Григорий Петрович сказал Огневой:
- Они сейчас на глубоких местах промышляют.
- Отчего же?
- Рипуса ловят. А рипус любит холодную воду, в теплой он быстро засыпает.
Баркас вошел к протоку. Через минуту мотор, взревев, заглох.
- Значит, попал Силантий в пещеру к Золотой.
- Да, и стала Золотая за ним ухаживать, и он постепенно выздоровел. Когда совсем поправился, рассказала ему о богатствах здешнего края. Завела на гору, и открылось ему нагромождение гор. Золотая оказала:
- Отныне эти края принадлежат тебе, Силантий. Мой отец, уходя на север, наказал ждать людей и отдать им богатство. Я ждала долго, ночами стояла на горе и зажигала золотой факел.
Сугомак на берегу светлой речушки срубил себе избенку. По берегам искал золото и находил. В горах собирал самоцветы. Прятал в тайнике. За горой обнаружил бурый железняк. Много накопил Сугомак золота и самоцветов. Собирать их не было смысла. Зачем? Без людей они теряли силу.
Силантия потянуло к людям. В карманы, за пазуху напихал золота и самоцветов, вырубил суховатую палку и тронулся в путь. В лесу встретил рудознатцев. Они приняли его настороженно, но к костру пустили. Силантий обрадовался и рассказал про сокровища. Увидев золото и самоцветы, рудознатцы онемели. Потом, накинулись на камни, заскорузлыми руками жадно их щупали. Вот оно, ради чего они забыли все на свете - и дом, и жен, и детей, и радости, вот то самое, ради чего рыщут они по тайге и не могут найти. Без сокровищ они черви, а с ним - короли!
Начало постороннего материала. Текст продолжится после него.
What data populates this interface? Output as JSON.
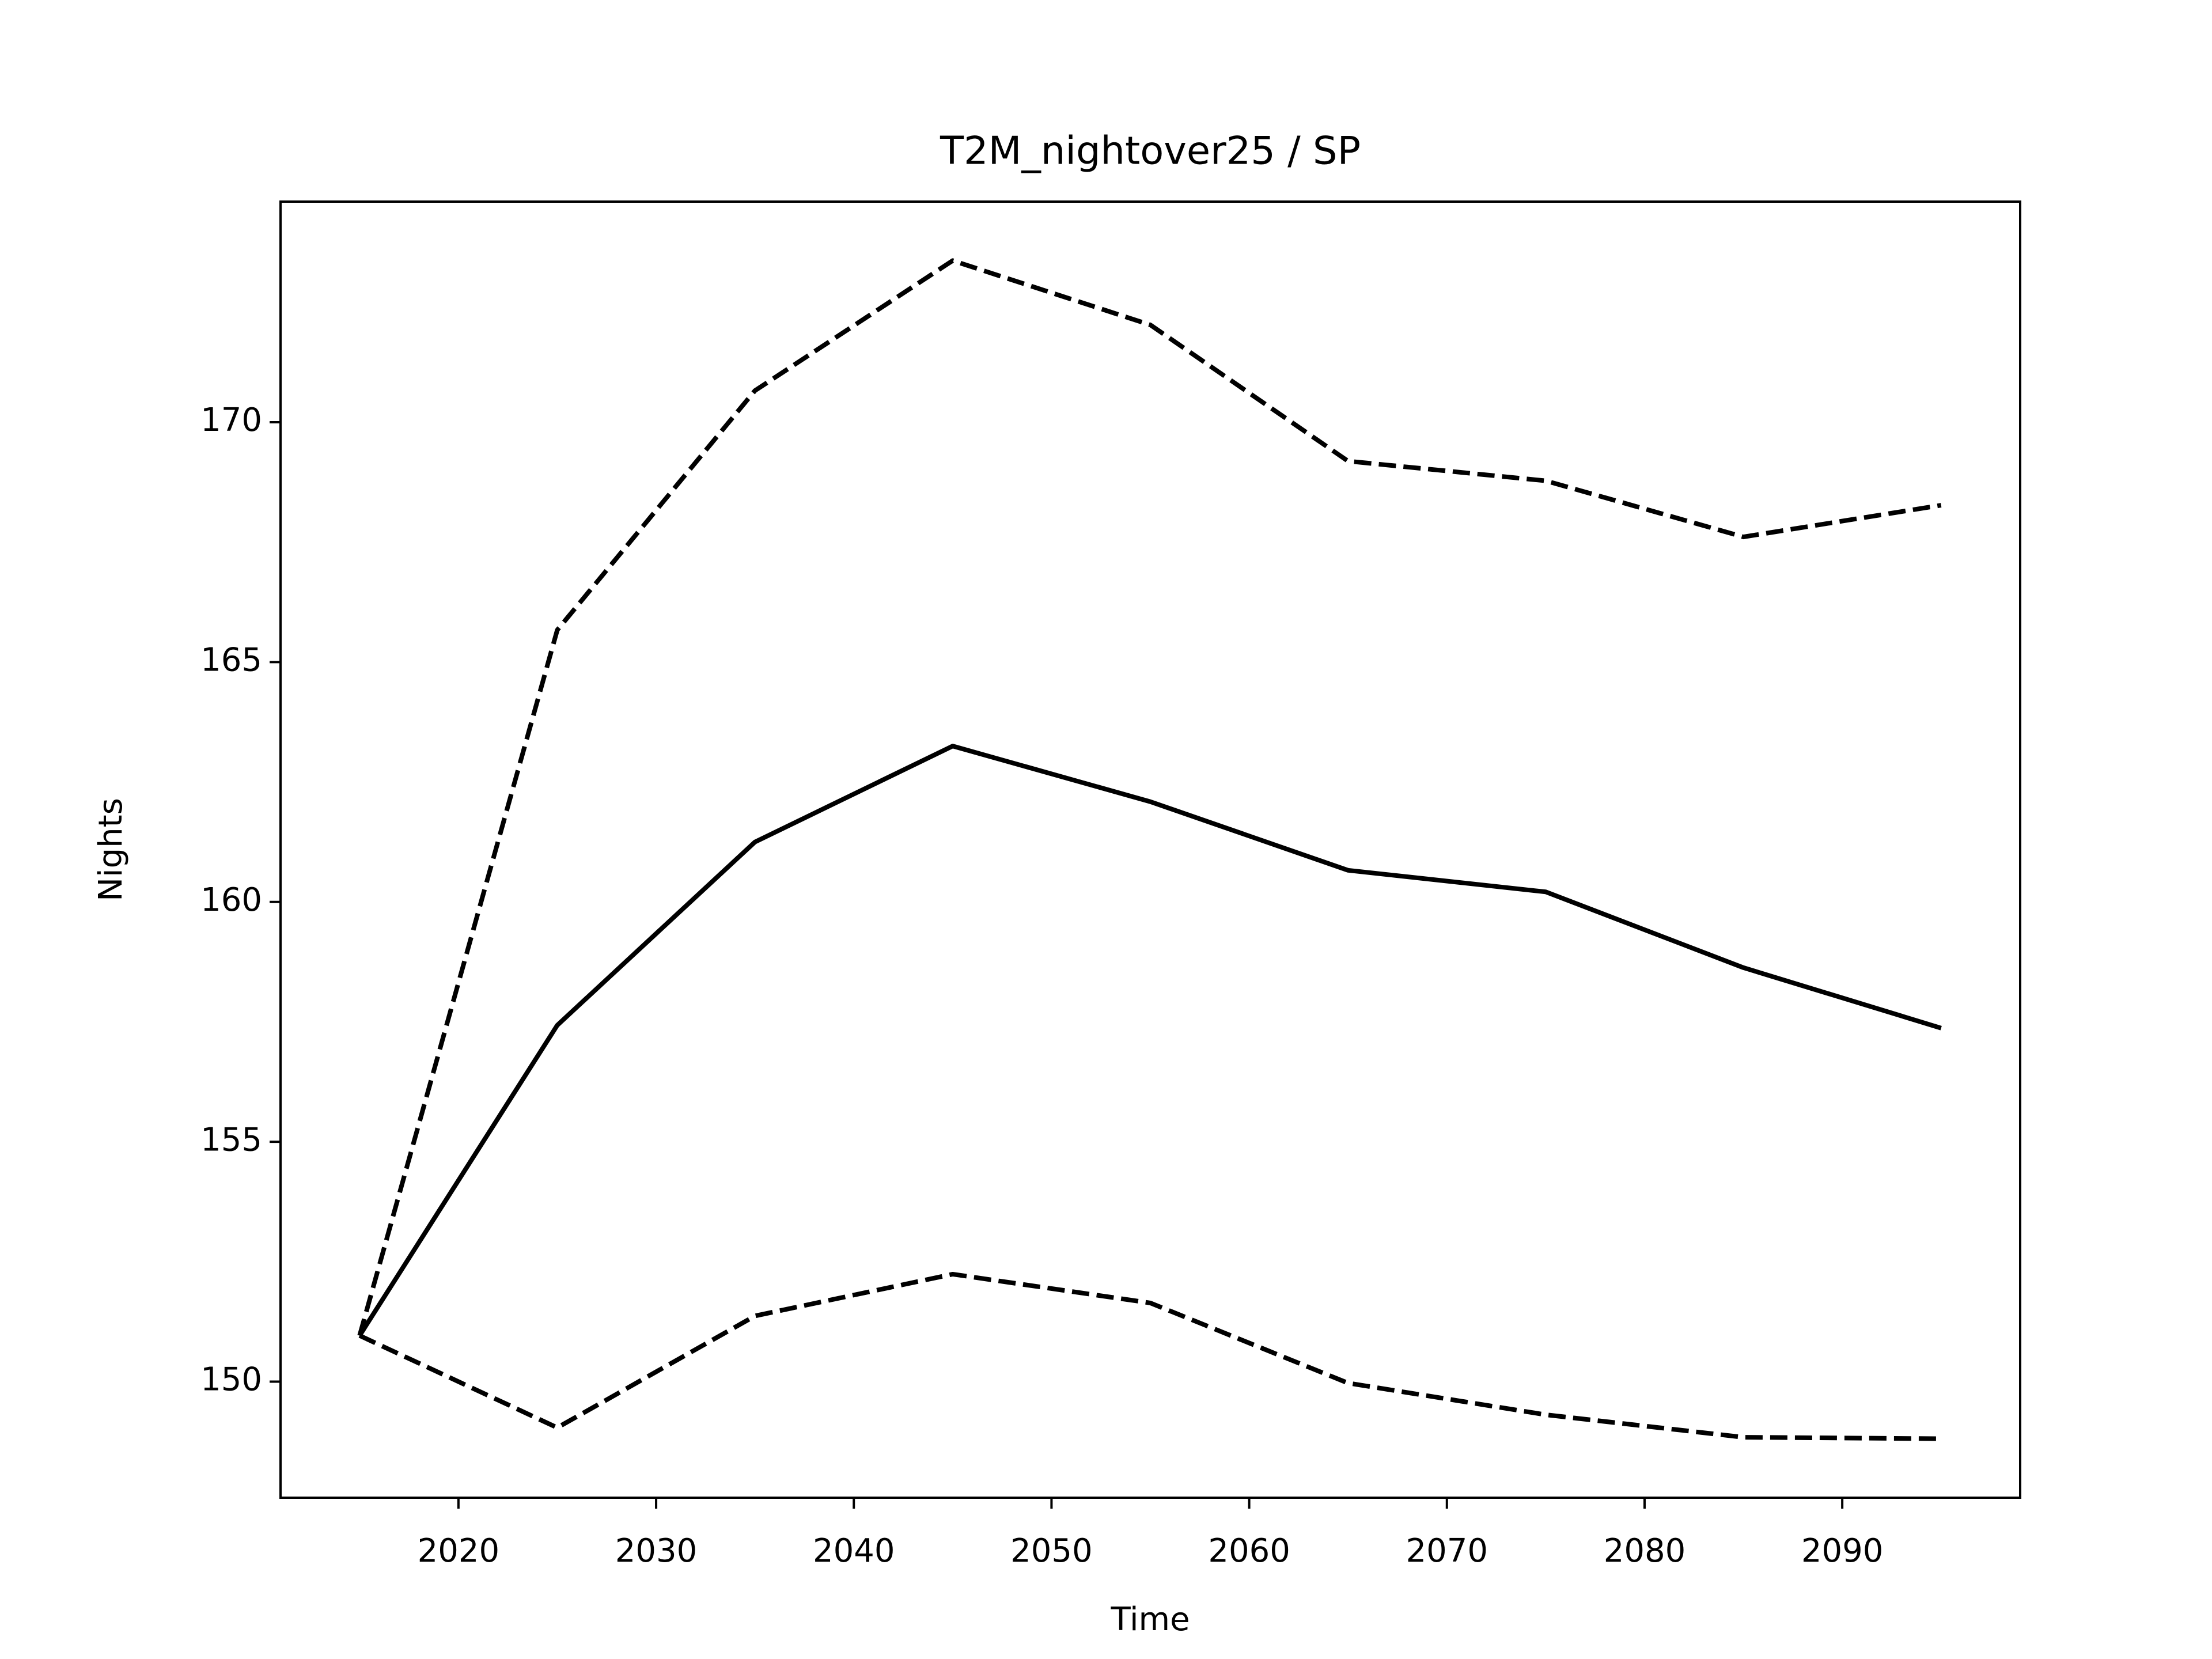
{
  "chart_data": {
    "type": "line",
    "title": "T2M_nightover25 / SP",
    "x_label": "Time",
    "y_label": "Nights",
    "x": [
      2015,
      2025,
      2035,
      2045,
      2055,
      2065,
      2075,
      2085,
      2095
    ],
    "series": [
      {
        "color": "#000000",
        "linestyle": "solid",
        "values": [
          150.96,
          157.43,
          161.25,
          163.25,
          162.09,
          160.66,
          160.21,
          158.63,
          157.37
        ]
      },
      {
        "color": "#000000",
        "linestyle": "dashed",
        "values": [
          150.96,
          165.67,
          170.66,
          173.37,
          172.03,
          169.19,
          168.78,
          167.61,
          168.27
        ]
      },
      {
        "color": "#000000",
        "linestyle": "dashed",
        "values": [
          150.96,
          149.04,
          151.37,
          152.24,
          151.64,
          149.97,
          149.31,
          148.84,
          148.81
        ]
      }
    ],
    "xlim": [
      2011,
      2099
    ],
    "xticks": [
      2020,
      2030,
      2040,
      2050,
      2060,
      2070,
      2080,
      2090
    ],
    "ylim": [
      147.58,
      174.6
    ],
    "yticks": [
      150,
      155,
      160,
      165,
      170
    ],
    "grid": false
  }
}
Рудознатцы обещали Силантию дружбу. Он повел их в благодатные края. Они нахватали много богатств, но хотели убить Силантия. Он бежал. По следам рудознатцев проникли сюда жадные заводчики, нагнали подневольных людей. Но не было им счастья. Дни и ночи не разгибали спин, смертным боем били их хозяйские доглядчики.
Одинокий бродил Сугомак по горам, прятался от людей и увидел он на горе Золотую, поспешил к ней. И сказала она:
- Несчастье принесли сокровища людям. Отныне не будет здесь ни золота, ни самоцветов, ни руд.
Свои украшения Золотая спрятала в колодец пещеры. Вы были в пещере?
- Был.
- Значит, колодец видели. С тех пор гора, речка, пещера называются Сугомакскими. Хорошая байка?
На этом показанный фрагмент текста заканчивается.